Flowering plants – from corn, wheat, rice and potatoes to maple, oak, apple and cherry trees as well as roses, tulips, daisies and dandelions and even the corpse flower and voodoo lily – are cornerstones of Earth’s ecosystems and essential for humankind.

New research based on genome data for 9,506 species, as well as an examination of 200 fossils, provides the deepest understanding to date of the evolutionary history of flowering plants, called angiosperms – the largest and most diverse plant group. It details how angiosperms appeared and became dominant during the age of dinosaurs and how they have changed over time.

The scientists devised a new tree of life for angiosperms, covering 15 times more types of flowering plants – nearly 60% of them – than the nearest comparable study.

“It is a massive leap forward in our understanding of plant evolution,” said botanist William Baker of the Royal Botanic Gardens, Kew (RBG Kew) in London, senior author of the research published on Wednesday in the journal Nature.

Angiosperms, plants that produce flowers and generate their seeds in fruits, encompass about 330,000 species and comprise about 80% of the world’s plants. They include, among others, all the major food crops, grasses, most broad-leaved trees and most aquatic plants. Their closest relatives are the gymnosperms, a group that preceded them on Earth and includes conifers and some others, with a bit more than 1,000 species.

The study identified two pulses of diversification among angiosperms. The first one occurred around 150-140 million years ago at the dawn of their existence during the Mesozoic era, with 80% of major angiosperm lineages arising during that time. The next one happened about 100 million years later during the Cenozoic era, after the demise of the dinosaurs and the rise of mammals, amid decreasing global temperatures.

“Angiosperms have many structural adaptations that confer advantages over gymnosperms, but chief among these are those contributing to reproductive success,” Baker said.

Gymnosperms and angiosperms both have seeds, but the flowering plants have enclosed seeds that protect them from dehydration and enable them to prosper in a wider range of environments, from tropics to deserts to Antarctica.

They also evolved the flower, a structure that allowed them to form relationships with animal pollinators, especially insects, while gymnosperms usually rely upon the wind for pollination. Angiosperms evolved a high diversity of fruit types, permitting effective seed dispersal.

“With these innovations, angiosperms have become invincible,” Baker said.

Charles Darwin, the 19th century British naturalist and architect of evolutionary theory, was astonished by how flowering plants exploded onto the scene in the Mesozoic fossil record.
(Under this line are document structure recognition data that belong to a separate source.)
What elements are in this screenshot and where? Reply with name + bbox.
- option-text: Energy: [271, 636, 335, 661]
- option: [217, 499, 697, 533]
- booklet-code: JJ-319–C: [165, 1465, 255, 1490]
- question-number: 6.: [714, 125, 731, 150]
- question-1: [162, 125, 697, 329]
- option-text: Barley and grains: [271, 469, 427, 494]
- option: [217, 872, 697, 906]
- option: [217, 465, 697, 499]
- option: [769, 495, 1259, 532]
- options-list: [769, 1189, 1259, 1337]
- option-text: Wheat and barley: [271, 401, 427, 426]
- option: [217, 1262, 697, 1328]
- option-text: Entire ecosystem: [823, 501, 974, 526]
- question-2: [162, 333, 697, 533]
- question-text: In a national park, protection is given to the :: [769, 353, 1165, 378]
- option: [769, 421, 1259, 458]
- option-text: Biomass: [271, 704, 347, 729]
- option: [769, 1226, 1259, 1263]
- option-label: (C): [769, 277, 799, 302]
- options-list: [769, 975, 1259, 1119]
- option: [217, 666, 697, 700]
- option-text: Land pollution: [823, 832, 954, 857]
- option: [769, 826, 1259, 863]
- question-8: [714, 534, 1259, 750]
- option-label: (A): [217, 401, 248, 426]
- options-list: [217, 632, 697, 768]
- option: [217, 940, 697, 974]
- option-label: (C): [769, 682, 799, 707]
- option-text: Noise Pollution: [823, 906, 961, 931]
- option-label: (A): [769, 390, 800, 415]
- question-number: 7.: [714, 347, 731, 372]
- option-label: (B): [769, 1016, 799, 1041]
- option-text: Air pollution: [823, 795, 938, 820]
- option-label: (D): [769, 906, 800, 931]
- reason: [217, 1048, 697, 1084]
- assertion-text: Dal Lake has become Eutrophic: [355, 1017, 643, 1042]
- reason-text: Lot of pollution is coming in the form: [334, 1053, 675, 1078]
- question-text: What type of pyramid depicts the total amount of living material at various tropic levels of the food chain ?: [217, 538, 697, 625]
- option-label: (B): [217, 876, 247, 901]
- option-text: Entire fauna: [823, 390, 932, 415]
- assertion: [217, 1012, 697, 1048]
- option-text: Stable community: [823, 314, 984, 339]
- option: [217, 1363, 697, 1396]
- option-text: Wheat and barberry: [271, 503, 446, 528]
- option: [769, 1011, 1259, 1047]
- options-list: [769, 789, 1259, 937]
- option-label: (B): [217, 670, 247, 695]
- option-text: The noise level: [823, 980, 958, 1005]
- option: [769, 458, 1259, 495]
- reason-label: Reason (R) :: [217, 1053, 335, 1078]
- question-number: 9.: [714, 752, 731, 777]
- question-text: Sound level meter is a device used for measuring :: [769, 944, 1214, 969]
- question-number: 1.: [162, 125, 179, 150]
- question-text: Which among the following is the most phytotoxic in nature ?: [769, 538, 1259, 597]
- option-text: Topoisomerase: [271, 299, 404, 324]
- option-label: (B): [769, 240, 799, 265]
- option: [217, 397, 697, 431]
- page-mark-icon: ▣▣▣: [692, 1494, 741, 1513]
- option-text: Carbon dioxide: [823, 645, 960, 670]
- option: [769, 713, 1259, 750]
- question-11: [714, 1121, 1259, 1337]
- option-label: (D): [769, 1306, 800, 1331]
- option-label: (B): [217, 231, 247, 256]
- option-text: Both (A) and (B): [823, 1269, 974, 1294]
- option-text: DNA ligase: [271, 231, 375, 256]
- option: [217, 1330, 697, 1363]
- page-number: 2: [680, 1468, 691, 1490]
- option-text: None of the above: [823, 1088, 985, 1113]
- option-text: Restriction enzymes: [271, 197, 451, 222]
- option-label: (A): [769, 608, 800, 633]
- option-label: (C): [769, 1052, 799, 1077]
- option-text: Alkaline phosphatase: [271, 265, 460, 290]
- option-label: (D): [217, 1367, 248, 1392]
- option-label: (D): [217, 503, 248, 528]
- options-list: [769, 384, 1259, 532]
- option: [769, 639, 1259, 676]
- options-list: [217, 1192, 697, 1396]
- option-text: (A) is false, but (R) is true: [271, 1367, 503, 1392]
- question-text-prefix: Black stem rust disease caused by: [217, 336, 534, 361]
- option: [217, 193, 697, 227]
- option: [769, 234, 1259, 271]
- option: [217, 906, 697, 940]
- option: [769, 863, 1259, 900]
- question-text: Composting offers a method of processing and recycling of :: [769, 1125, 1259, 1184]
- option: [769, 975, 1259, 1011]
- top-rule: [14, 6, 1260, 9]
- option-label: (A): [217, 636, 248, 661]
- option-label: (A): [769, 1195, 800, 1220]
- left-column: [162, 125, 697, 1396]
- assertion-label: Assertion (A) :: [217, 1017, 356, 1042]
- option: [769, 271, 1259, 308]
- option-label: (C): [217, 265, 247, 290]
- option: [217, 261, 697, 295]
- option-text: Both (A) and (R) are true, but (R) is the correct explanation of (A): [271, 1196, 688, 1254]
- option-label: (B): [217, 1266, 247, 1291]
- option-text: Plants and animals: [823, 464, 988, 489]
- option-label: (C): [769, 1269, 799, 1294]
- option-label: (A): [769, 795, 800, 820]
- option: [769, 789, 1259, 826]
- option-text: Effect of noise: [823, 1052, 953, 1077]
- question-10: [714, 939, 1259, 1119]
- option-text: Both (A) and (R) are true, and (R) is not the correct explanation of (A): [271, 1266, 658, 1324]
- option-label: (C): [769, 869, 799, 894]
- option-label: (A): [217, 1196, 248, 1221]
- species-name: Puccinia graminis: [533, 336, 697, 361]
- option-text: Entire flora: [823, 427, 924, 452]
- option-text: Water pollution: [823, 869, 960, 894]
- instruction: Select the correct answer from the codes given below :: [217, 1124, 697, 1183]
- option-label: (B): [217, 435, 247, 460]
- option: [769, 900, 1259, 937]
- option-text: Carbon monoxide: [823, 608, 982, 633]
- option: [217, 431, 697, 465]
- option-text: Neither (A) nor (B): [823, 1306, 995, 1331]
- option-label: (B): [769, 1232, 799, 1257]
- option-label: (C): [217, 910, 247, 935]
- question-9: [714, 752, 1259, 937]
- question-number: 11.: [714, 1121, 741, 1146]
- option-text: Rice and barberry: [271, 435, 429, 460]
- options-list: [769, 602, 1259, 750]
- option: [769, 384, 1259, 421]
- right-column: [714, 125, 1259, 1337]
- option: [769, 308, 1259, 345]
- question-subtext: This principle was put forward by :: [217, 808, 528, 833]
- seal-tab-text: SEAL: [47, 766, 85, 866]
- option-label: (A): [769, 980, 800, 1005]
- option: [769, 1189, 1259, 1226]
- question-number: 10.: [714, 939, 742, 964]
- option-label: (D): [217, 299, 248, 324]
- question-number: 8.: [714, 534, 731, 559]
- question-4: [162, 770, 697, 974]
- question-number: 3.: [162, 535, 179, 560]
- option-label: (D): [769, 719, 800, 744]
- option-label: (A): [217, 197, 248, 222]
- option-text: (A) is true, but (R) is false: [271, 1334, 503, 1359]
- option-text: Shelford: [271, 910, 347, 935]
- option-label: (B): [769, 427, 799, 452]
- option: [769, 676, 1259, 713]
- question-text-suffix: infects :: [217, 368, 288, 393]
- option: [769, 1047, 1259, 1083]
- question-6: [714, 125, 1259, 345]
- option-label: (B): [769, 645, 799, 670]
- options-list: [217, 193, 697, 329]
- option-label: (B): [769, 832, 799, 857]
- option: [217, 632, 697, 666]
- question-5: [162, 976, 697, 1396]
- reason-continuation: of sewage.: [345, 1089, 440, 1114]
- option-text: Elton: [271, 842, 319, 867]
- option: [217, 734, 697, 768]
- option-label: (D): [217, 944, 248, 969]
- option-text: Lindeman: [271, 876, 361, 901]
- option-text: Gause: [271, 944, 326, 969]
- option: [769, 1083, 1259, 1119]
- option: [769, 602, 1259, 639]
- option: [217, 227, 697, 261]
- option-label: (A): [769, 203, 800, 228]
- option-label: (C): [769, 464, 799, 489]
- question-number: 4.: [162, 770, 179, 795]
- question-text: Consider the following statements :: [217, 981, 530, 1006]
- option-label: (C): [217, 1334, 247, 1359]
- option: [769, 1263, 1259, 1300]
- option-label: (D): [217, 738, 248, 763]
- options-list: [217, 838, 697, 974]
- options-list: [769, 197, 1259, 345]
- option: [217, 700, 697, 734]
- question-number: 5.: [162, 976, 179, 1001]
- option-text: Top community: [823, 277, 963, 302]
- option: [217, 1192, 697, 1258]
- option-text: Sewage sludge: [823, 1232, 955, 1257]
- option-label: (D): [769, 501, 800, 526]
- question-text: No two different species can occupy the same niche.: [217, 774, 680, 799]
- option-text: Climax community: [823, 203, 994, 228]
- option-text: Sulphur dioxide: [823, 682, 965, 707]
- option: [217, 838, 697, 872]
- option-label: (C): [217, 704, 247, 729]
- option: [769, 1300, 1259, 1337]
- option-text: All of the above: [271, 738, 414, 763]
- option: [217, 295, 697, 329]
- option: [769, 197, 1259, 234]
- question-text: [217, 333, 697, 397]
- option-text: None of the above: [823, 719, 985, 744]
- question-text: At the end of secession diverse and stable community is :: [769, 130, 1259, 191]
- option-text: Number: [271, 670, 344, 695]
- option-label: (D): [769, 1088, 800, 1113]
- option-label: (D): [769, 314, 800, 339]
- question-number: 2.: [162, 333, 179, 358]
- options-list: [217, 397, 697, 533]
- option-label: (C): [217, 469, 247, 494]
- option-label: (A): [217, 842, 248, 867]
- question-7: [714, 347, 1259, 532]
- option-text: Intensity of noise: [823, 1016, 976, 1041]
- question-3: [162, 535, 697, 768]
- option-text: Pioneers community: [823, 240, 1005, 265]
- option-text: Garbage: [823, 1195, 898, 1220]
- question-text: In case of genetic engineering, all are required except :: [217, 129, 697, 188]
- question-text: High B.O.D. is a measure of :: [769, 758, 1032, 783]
In an 1879 letter to Joseph Hooker, RBG Kew’s then-director, Darwin wrote that “the rapid development as far as we can judge of all the higher plants within recent geological times is an abominable mystery.”

“Remarkably,” Baker said, “we have been able to use the ‘molecular fossil record,’ the accumulated change in DNA over time, to see real evidence of that explosion happening at the dawn of the angiosperms.”

Flowering plants provide the majority of calories consumed by humans – grains, fruits and vegetables – including indirectly as feed for livestock. They also have enthralled people with their beauty – fields of sunflowers, bouquets of roses, bunches of calla lilies – and their pleasant fragrance.

“They are sources of many of our medicines and hold potential solutions to global challenges, such as climate change, biodiversity loss, human health, food security and renewable energy,” Baker said.

The study could help scientists better understand disease and pest resistance in angiosperms and navigate potential new medicinal uses – for example, to combat malaria.

“Combining the tree of life with extinction risk assessments for each lineage allow us to prioritize lineages for conservation based on their uniqueness,” RBG Kew botanist and study lead author Alexandre Zuntini said. “This is extremely important for mankind, as these lineages may hold chemical compounds or even genes that can be useful for survival of our species.”